Entre 1770 et 1780 paraît en Suisse sous la direction der Fortunato Bartolomeo De Felice (1723-1789) une vaste encyclopédie en 58 volumes dont l’ambition est de compléter, corriger et amender l’Encyclopédie de Diderot et de d’Alembert, tout en lui empruntant d’importants morceaux. Le présent ouvrage, qui réunit une vingtaine d’études à la fois diverses et cohérentes, jette sur ce monument de l’encyclopédisme des Lumières un éclairage passionnant et neuf. Deux qualités distinguent tout particulièrement cette série d’enquêtes. Tout d’abord, elles apportent un nombre considérable d’éléments nouveaux concernant la genèse intellectuelle de l’œuvre, sa réalisation éditoriale ainsi que sa réception. Ensuite, elles mettent en évidence la dimension européenne de l’entreprise, qui, sous la houlette d’un moine italien réfugié à Berne et converti au protestantisme, réunit des collaborateurs établis en Suisse, en France, en Allemagne ou encore en Russie.
La première partie du volume reconstitue en un parcours à peu près chronologique la production éditoriale des dictionnaires universels depuis la fin du XVIIe siècle jusqu’à l’Encyclopédie de Diderot et de d’Alembert, en insistant particulièrement sur les milieux porteurs de l’encyclopédisme (par exemple l’Académie de Berlin), les acteurs principaux de ces milieux et les pratiques éditoriales qui les caractérisent, le tout dans un espace englobant la France, la Hollande, l’Italie, l’Allemagne et d’autres pays encore. Ce premier volet accorde une place importante à la rencontre et à la confrontation des aires culturelles protestantes et catholiques, qui constituent l’un des aspects les plus saillants de l’encyclopédisme depuis la fin du XVIIe siècle. L’ouvrage insiste tout spécialement sur le rôle de l’élite genevoise, faite de pasteurs et de savants dont les mélanges épistolaires privés sont révélateurs d’un mélange complexe d’exigences et de prudences idéologiques. Deux figures clefs de l’encyclopédisme de la seconde moitié du XVIIIe siècle sont ici notamment analysées : Jacques-Henri-Samuel Formey, qui, depuis Berlin, a élaboré ou accompagné de nombreuses entreprises encyclopédiques de son temps, et F. B. De Felice, dont la conversion au protestantisme, la fonction d’éditeur et enfin le rôle même de rédacteur sont examinés avec une attention particulière.
La seconde partie de l’ouvrage, la plus développée puisqu’elle comprend onze études, est entièrement consacrée à l’Encyclopédie d’Yverdon elle-même.
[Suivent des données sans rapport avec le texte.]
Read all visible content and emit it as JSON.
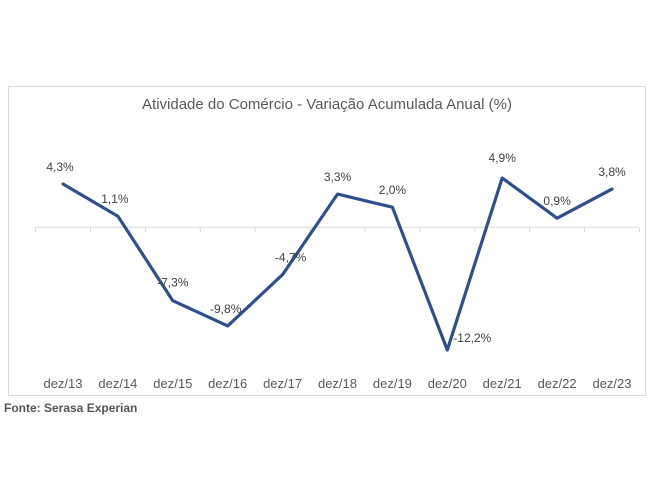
{
  "chart_data": {
    "type": "line",
    "title": "Atividade do Comércio - Variação Acumulada Anual (%)",
    "categories": [
      "dez/13",
      "dez/14",
      "dez/15",
      "dez/16",
      "dez/17",
      "dez/18",
      "dez/19",
      "dez/20",
      "dez/21",
      "dez/22",
      "dez/23"
    ],
    "series": [
      {
        "values": [
          4.3,
          1.1,
          -7.3,
          -9.8,
          -4.7,
          3.3,
          2.0,
          -12.2,
          4.9,
          0.9,
          3.8
        ],
        "labels": [
          "4,3%",
          "1,1%",
          "-7,3%",
          "-9,8%",
          "-4,7%",
          "3,3%",
          "2,0%",
          "-12,2%",
          "4,9%",
          "0,9%",
          "3,8%"
        ],
        "color": "#2f4f8f"
      }
    ],
    "ylim": [
      -12.2,
      4.9
    ],
    "grid": false,
    "legend": "none"
  },
  "source_text": "Fonte: Serasa Experian"
}
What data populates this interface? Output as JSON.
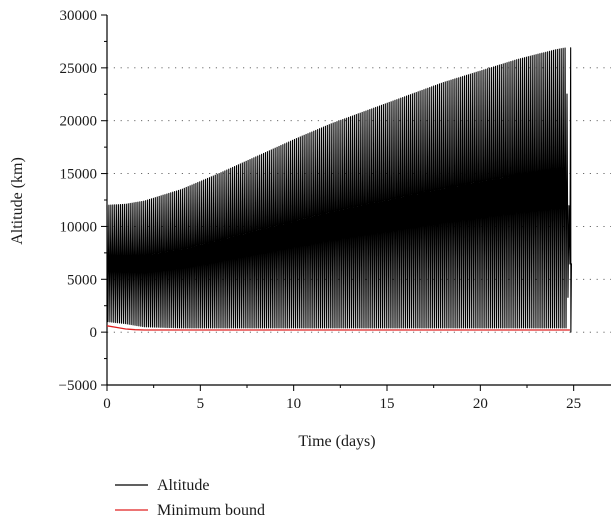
{
  "chart_data": {
    "type": "line",
    "xlabel": "Time (days)",
    "ylabel": "Altitude (km)",
    "xlim": [
      0,
      27
    ],
    "ylim": [
      -5000,
      30000
    ],
    "x_ticks": [
      0,
      5,
      10,
      15,
      20,
      25
    ],
    "y_ticks": [
      -5000,
      0,
      5000,
      10000,
      15000,
      20000,
      25000,
      30000
    ],
    "grid": "dotted horizontal",
    "legend_position": "bottom-left",
    "series": [
      {
        "name": "Altitude",
        "color": "#000000",
        "description_points": {
          "t": [
            0,
            1,
            2,
            4,
            6,
            8,
            10,
            12,
            14,
            16,
            18,
            20,
            22,
            24,
            24.6,
            24.8
          ],
          "apogee_km": [
            12000,
            12100,
            12400,
            13500,
            15000,
            16600,
            18200,
            19700,
            21000,
            22300,
            23600,
            24700,
            25800,
            26700,
            26900,
            6500
          ],
          "perigee_km": [
            1000,
            800,
            500,
            400,
            400,
            400,
            400,
            400,
            400,
            400,
            400,
            400,
            400,
            400,
            400,
            6500
          ]
        },
        "orbits": 240,
        "end_time": 24.85
      },
      {
        "name": "Minimum bound",
        "color": "#e02020",
        "x": [
          0,
          0.5,
          1.0,
          1.5,
          2.0,
          5,
          10,
          15,
          20,
          24.8
        ],
        "y": [
          600,
          450,
          300,
          230,
          200,
          200,
          200,
          200,
          200,
          200
        ]
      }
    ]
  }
}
Elle offre un panorama assez complet des contenus retravaillés par cette encyclopédie : questions religieuses, philosophie, droit naturel, économie politique, sciences, jusqu’aux planches qui n’ont pas été oubliées. La diversité des méthodes d’analyse témoigne de la complexité de l’objet d’étude. Mesurer la spécificité du traitement de telle ou telle donnée implique la reconstitution d’une généalogie intellectuelle pertinente, exigeant érudition et capacité de synthèse. Dans cet ensemble très varié de méthodes, on remarque néanmoins une constante : la comparaison avec l’Encyclopédie de Diderot et de d’Alembert, qui s’impose ici à la fois parce que l’ouvrage a servi de matrice à l’Encyclopédie d’Yverdon et parce qu’il reste l’étalon de l’encyclopédisme des Lumières en général. Parmi les traits que ces études sur l’Encyclopédie d’Yverdon font ressortir, on retiendra notamment le souci d’actualisation politique (par exemple sur la question polonaise), en même temps qu’une assez forte proximité avec l’édition de Paris (contrairement aux représentations communément admises jusqu’alors).
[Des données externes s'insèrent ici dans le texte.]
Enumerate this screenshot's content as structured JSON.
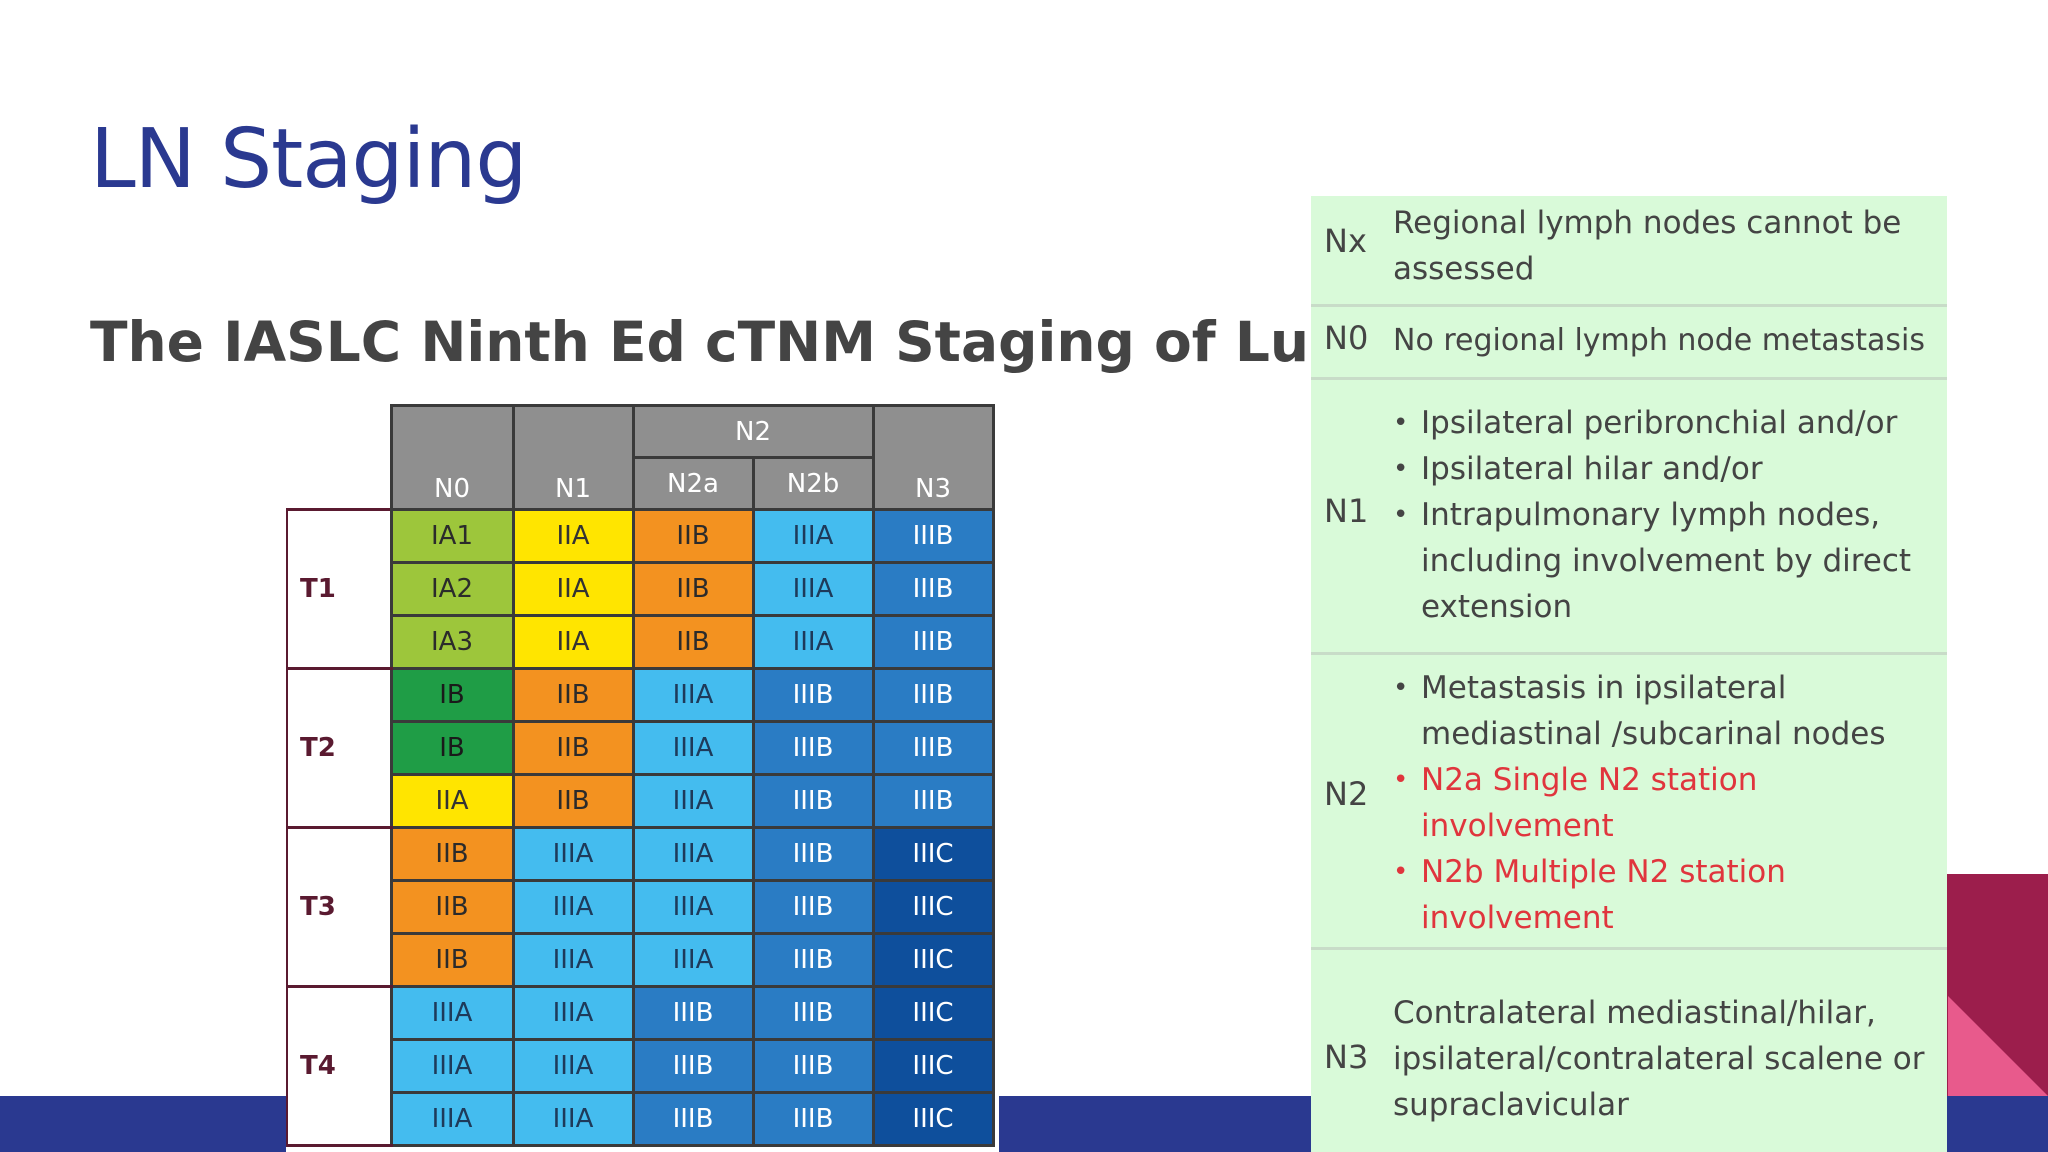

La troisième partie de l’ouvrage, enfin, tente d’éclairer la réception et les prolongements de l’Encyclopédie d’Yverdon à la faveur de trois enquêtes singulières : celle de Martin Fontius sur les nombreux comptes rendus publiés par Albrecht von Haller dans les Göttingische gelehrte Anzeigen à la parution des volumes ; celle de Hans Joachim Kertscher sur la Compendiöse Bibliothek, énorme série d’ouvrages thématiques destinés à fournir au lecteur allemand une forme d’encyclopédie méthodique ; celle, enfin, de Jacques Proust sur la traduction-refonte néerlandaise du Dictionnaire œconomique de l’abbé Chomel par Jacques Alexandre de Chalmot, qui parut aux Pays-Bas à partir de 1768 et fut elle-même traduite en japonais dans les premières décennies du XIXe siècle.
En s’inscrivant dans une perspective européenne et même mondiale, cette imposante série d’études donne un stimulant aperçu de la fécondité et de la complexité des recherches sur l’encyclopédisme des Lumières.